Job change can be stressful in the best of times. Instant, unexpected, out of left field job change? Well…it can leave you feeling a bit like this.
[ppt slide – wipeout]
But the title of this session is “Staying Alive”, so let’s shift our focus. I’d like to suggest that—once past the shock—these rapid changes are also opportunities for us to help reshape what our visual resources profession will mean in the future.
[ppt slide – embrace it]
Embrace the change. Initially such change seems terrifying and daunting. Do what you can to view the changes to your situation as an opportunity rather than a loss. Define what it is that you bring to this change to make it work best for you and for your employer. If you have not yet been called upon to do so, now is certainly the time to begin thinking more in terms of your skills as information and collection managers and less about the particulars of our "traditional" visual resources job responsibilities. It could also be the time to evaluate the collections you have so carefully nurtured and curated over the years, thinking in terms of the specialized, unique content contained within and how best to showcase, preserve and share these materials.
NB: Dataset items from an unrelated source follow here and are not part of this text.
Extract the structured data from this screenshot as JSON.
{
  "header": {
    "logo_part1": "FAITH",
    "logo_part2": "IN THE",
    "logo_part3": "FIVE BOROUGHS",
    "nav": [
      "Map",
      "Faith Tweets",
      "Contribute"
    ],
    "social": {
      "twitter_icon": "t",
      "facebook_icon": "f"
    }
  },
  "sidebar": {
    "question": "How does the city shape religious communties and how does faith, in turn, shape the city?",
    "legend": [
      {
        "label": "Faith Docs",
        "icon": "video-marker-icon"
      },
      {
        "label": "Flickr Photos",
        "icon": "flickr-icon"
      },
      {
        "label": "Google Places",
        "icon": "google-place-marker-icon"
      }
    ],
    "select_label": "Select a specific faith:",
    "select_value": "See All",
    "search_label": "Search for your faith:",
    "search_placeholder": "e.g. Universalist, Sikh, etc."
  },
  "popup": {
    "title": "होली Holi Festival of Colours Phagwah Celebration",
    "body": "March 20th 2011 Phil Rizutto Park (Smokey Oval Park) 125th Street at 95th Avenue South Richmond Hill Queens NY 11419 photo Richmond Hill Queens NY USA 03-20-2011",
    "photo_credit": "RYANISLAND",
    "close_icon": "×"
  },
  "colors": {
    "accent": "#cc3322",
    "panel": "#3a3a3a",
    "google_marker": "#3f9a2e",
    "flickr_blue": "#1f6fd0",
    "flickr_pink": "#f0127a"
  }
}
My advice is that it is absolutely essential for visual resources professionals to involve themselves in every opportunity that comes their way to collaborate interdepartmentally -- and if none come your way then seek them out! There is danger in being seen purely as a specialized service or resource for one thing. You also need to communicate and share your expertise on projects and initiatives that serve an institution-wide function, particularly if this function is directly tied to the mission or strategic plan of your institution. It's about YOU and the skills, expertise and training you have that applies to various projects and initiatives.
[ppt slide – Define It]
Define the change. Job change for me at MIA meant being assigned responsibility for the museum’s rights and permissions workflow in addition to continuing duties for managing the museum’s collection of digital assets. Permissions, formerly a half-time permanent position, was one of the jobs lost in museum layoffs. Administrative changes also resulted in my joining a new department, Photo Services, moving office space, and reporting to a new supervisor. Luckily in my case I had worked with my new boss, the museum’s chief photographer Dan Dennehy, as part of our Digital Assets Management team. One of the first things Dan did as my new supervisor was to meet with me to discuss my new role, responsibilities and the department I would be joining. We also met with Dan’s supervisor, the Associate Director for Curatorial Affairs, to further define how the department – not just me alone – would tackle our new permissions responsibilities and how our work addressed the museum’s mission and specific goals of the strategic plan.